During the Easter holidays, many people choose to go into the countryside. On the hills overlooking the city, you will find spots perfect for a pleasant stroll and relaxing in unspoilt nature. In other words, they’re not just for joggers and hikers. The ever popular Iron Well and Partisan Meadow (Partizánska lúka) are good places to unwind. There are many playgrounds and gazebos here, and you can kick a ball around, go boating on the lake, or catch a fish or two. This is one of Bratislava’s most popular places to get some exercise or relax, and it also happens to be perfect for a picnic.
Budding botanists can visit the Comenius University Botanical Garden, which is usually open to the public from 1 April. Besides enjoying its diverse native and exotic plants, you can forget about the hustle and bustle of the city, at least for a while, by taking a peaceful walk there. Nearby Karlova Ves Cove (Karloveská zátoka), where the small steamer Mark Twain is docked, is a nice out-of-the-way place to relax, though bear in mind that the season does not usually start until May.
If you really want to enjoy Bratislava in the Springtime, you also need to visit its parks. The Medical Garden (Medická záhrada) and Presidential Garden (Prezidentská záhrada), nestled in the Old Town, host numerous interesting events throughout the year. Hopefully this year will be no exception. Take a blanket, a bite to eat, and head for Janko Kráľ Park. Relax on the grass, do a bit of sport, and don’t forget to take a stroll along the waterfront, where you can enjoy views of the city centre.

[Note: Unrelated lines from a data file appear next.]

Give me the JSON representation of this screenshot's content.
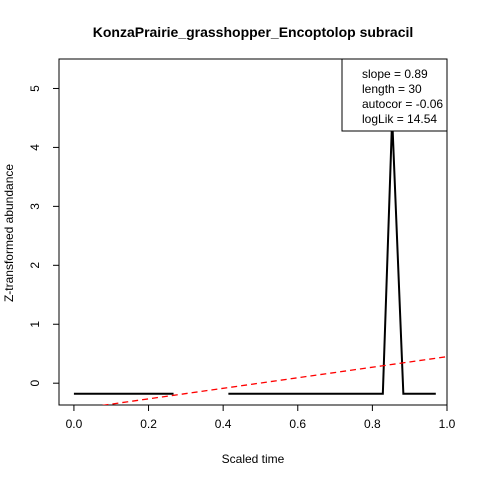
{
  "chart_data": {
    "type": "line",
    "title": "KonzaPrairie_grasshopper_Encoptolop subracil",
    "xlabel": "Scaled time",
    "ylabel": "Z-transformed abundance",
    "xlim": [
      -0.04,
      1.0
    ],
    "ylim": [
      -0.37,
      5.5
    ],
    "x_ticks": [
      0.0,
      0.2,
      0.4,
      0.6,
      0.8,
      1.0
    ],
    "x_tick_labels": [
      "0.0",
      "0.2",
      "0.4",
      "0.6",
      "0.8",
      "1.0"
    ],
    "y_ticks": [
      0,
      1,
      2,
      3,
      4,
      5
    ],
    "y_tick_labels": [
      "0",
      "1",
      "2",
      "3",
      "4",
      "5"
    ],
    "grid": false,
    "series": [
      {
        "style": "solid",
        "color": "#000000",
        "segments": [
          {
            "x": [
              0.0,
              0.267
            ],
            "y": [
              -0.18,
              -0.18
            ]
          },
          {
            "x": [
              0.414,
              0.828,
              0.853,
              0.883,
              0.97
            ],
            "y": [
              -0.18,
              -0.18,
              4.5,
              -0.18,
              -0.18
            ]
          }
        ]
      },
      {
        "style": "dashed",
        "color": "#ff0000",
        "x": [
          0.05,
          1.0
        ],
        "y": [
          -0.4,
          0.45
        ]
      }
    ],
    "legend": {
      "position": "top-right",
      "lines": [
        "slope = 0.89",
        "length = 30",
        "autocor = -0.06",
        "logLik = 14.54"
      ]
    }
  }
}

Horský park (Mountain Park) is yet another green oasis. For 150 years this park – just a short walk from the city centre – has been serving the public. You can enjoy the silence of the forest and the almost untouched nature here. It is home to a historic gamekeeper’s lodge where you’ll find animals, a creative playground, and a café. Nearby, the Slovak National Gallery manages an open-air gallery.
A little further afield, there are several places close to Bratislava where the crowds thin out and you may even find yourself completely alone. Go to the ruins of the lesser-known White Stone (Biely Kameň) Castle towering above the wine-growing town of Svätý Jur, or to the charming Jarovce Pheasantry (Jarovská bažantnica) and Malý Slavín.
And what would Spring be without the lively markets that take place daily at several sites across the city? You can buy fresh home-made products directly from the people that made them and browse all sorts of other goods. Then there is the Old Market Hall (Stará tržnica), home to large markets, and the renowned Miletička, a classic market definitely worth a visit as it will surprise you with its authentic atmosphere and many stalls teeming with fresh vegetables and fruit. Much the same ambience can be found at the smaller Žilinská market. If you can’t get enough of the festive treats or, on the contrary, want to take a break from them, check out the wide-ranging street food that Bratislava offers.
The capital of Slovakia is a 72-hour city. Plan your time there, find inspiration, and discover interesting places. Pick out what you enjoy and savour Bratislava to your heart’s content.